Medium Python 3.9+ Jun 28, 2026 Automation & scripting 2 views 0 copies

Python code

42 lines
Python 3.9+
import ssl
import socket
from datetime import datetime

def check_ssl_certificate(hostname: str, port: int = 443) -> dict:
    """Validate SSL certificate for a given hostname."""
    context = ssl.create_default_context()
    with socket.create_connection((hostname, port), timeout=5) as sock:
        with context.wrap_socket(sock, server_hostname=hostname) as ssock:
            cert = ssock.getpeercert()
    
    expiry_date = datetime.strptime(cert['notAfter'], '%b %d %H:%M:%S %Y %Z')
    days_remaining = (expiry_date - datetime.now()).days
    
    return {
        'hostname': hostname,
        'expires': expiry_date.strftime('%Y-%m-%d'),
        'days_remaining': days_remaining,
        'valid': days_remaining > 0,
        'issuer': dict(cert['issuer'][0][0]),
        'subject': dict(cert['subject'][0][0])
    }

def validate_domains(domains: list) -> list:
    """Validate certificates for multiple domains."""
    results = []
    for domain in domains:
        try:
            result = check_ssl_certificate(domain)
        except Exception as e:
            result = {'hostname': domain, 'error': str(e), 'valid': False}
        results.append(result)
    return results

if __name__ == "__main__":
    test_domains = ['example.com', 'google.com', 'nonexistent.domain']
    ssl_results = validate_domains(test_domains)
    for result in ssl_results:
        status = "✓" if result.get('valid', False) else "✗"
        print(f"{status} {result['hostname']}: "
              f"expires {result.get('expires', 'N/A')} "
              f"({result.get('days_remaining', 'N/A')} days)")

Output

stdout
✓ example.com: expires 2025-XX-XX (XXX days)
✓ google.com: expires 2025-XX-XX (XXX days)
✗ nonexistent.domain: expires N/A (N/A days)

How it works

The script uses ssl.create_default_context() to set up a secure context with default trusted CA certificates. It creates a TCP connection to the hostname on port 443, wraps it in an SSL/TLS socket, and retrieves the peer certificate with getpeercert().

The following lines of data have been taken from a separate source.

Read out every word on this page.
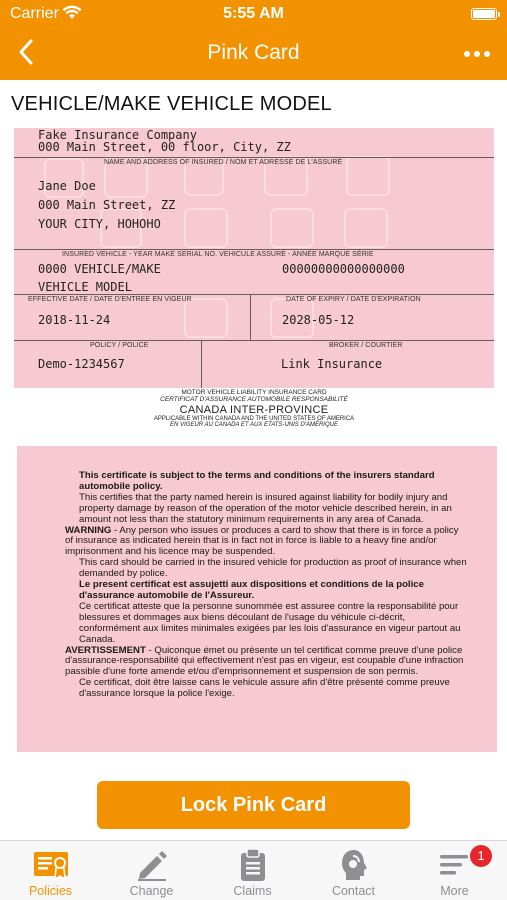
Carrier	5:55 AM
Pink Card
VEHICLE/MAKE VEHICLE MODEL
Fake Insurance Company
000 Main Street, 00 floor, City, ZZ
NAME AND ADDRESS OF INSURED / NOM ET ADRESSE DE L'ASSURÉ
Jane Doe
000 Main Street, ZZ
YOUR CITY, HOHOHO
INSURED VEHICLE - YEAR MAKE SERIAL NO. VEHICULE ASSURÉ - ANNÉE MARQUE SÉRIE
0000 VEHICLE/MAKE	00000000000000000
VEHICLE MODEL
EFFECTIVE DATE / DATE D'ENTREE EN VIGEUR	DATE OF EXPIRY / DATE D'EXPIRATION
2018-11-24	2028-05-12
POLICY / POLICE	BROKER / COURTIER
Demo-1234567	Link Insurance
MOTOR VEHICLE LIABILITY INSURANCE CARD
CERTIFICAT D'ASSURANCE AUTOMOBILE RESPONSABILITÉ
CANADA INTER-PROVINCE
APPLICABLE WITHIN CANADA AND THE UNITED STATES OF AMERICA
EN VIGEUR AU CANADA ET AUX ETATS-UNIS D'AMÉRIQUE

This certificate is subject to the terms and conditions of the insurers standard automobile policy.

This certifies that the party named herein is insured against liability for bodily injury and property damage by reason of the operation of the motor vehicle described herein, in an amount not less than the statutory minimum requirements in any area of Canada.

WARNING - Any person who issues or produces a card to show that there is in force a policy of insurance as indicated herein that is in fact not in force is liable to a heavy fine and/or imprisonment and his licence may be suspended.

This card should be carried in the insured vehicle for production as proof of insurance when demanded by police.

Le present certificat est assujetti aux dispositions et conditions de la police d'assurance automobile de l'Assureur.

Ce certificat atteste que la personne sunommée est assuree contre la responsabilité pour blessures et dommages aux biens découlant de l'usage du véhicule ci-décrit, conformément aux limites minimales exigées par les lois d'assurance en vigeur partout au Canada.

AVERTISSEMENT - Quiconque émet ou présente un tel certificat comme preuve d'une police d'assurance-responsabilité qui effectivement n'est pas en vigeur, est coupable d'une infraction passible d'une forte amende et/ou d'emprisonnement et suspension de son permis.

Ce certificat, doit être laisse cans le vehicule assure afin d'être présenté comme preuve d'assurance lorsque la police l'exige.

Lock Pink Card
Policies	Change	Claims	Contact
1
More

The 'notAfter' field is parsed to a datetime object to calculate days remaining. A timeout of 5 seconds prevents hanging on unreachable hosts. Each domain is processed individually and errors are caught per domain so a single failure does not stop the entire batch.

Common mistakes

  • Not setting a timeout on socket.create_connection, causing the script to hang on unreachable hosts.
  • Assuming the certificate issuer or subject fields always have a predictable structure without checking for nested tuples.
  • Forgetting to close sockets properly, though the 'with' statement handles this.

Variations

  1. Use aiohttp and asyncio to check many domains concurrently for faster batch validation.
  2. Leverage the cryptography library to parse and validate certificate chains in more detail.

Real-world use cases

  • Automated monitoring of SSL certificate expiry for a portfolio of client websites before renewal deadlines.
  • Integrating into a CI/CD pipeline to verify that staging and production endpoints have valid certificates.
  • Generating a daily report for IT operations to proactively flag domains with certificates expiring soon.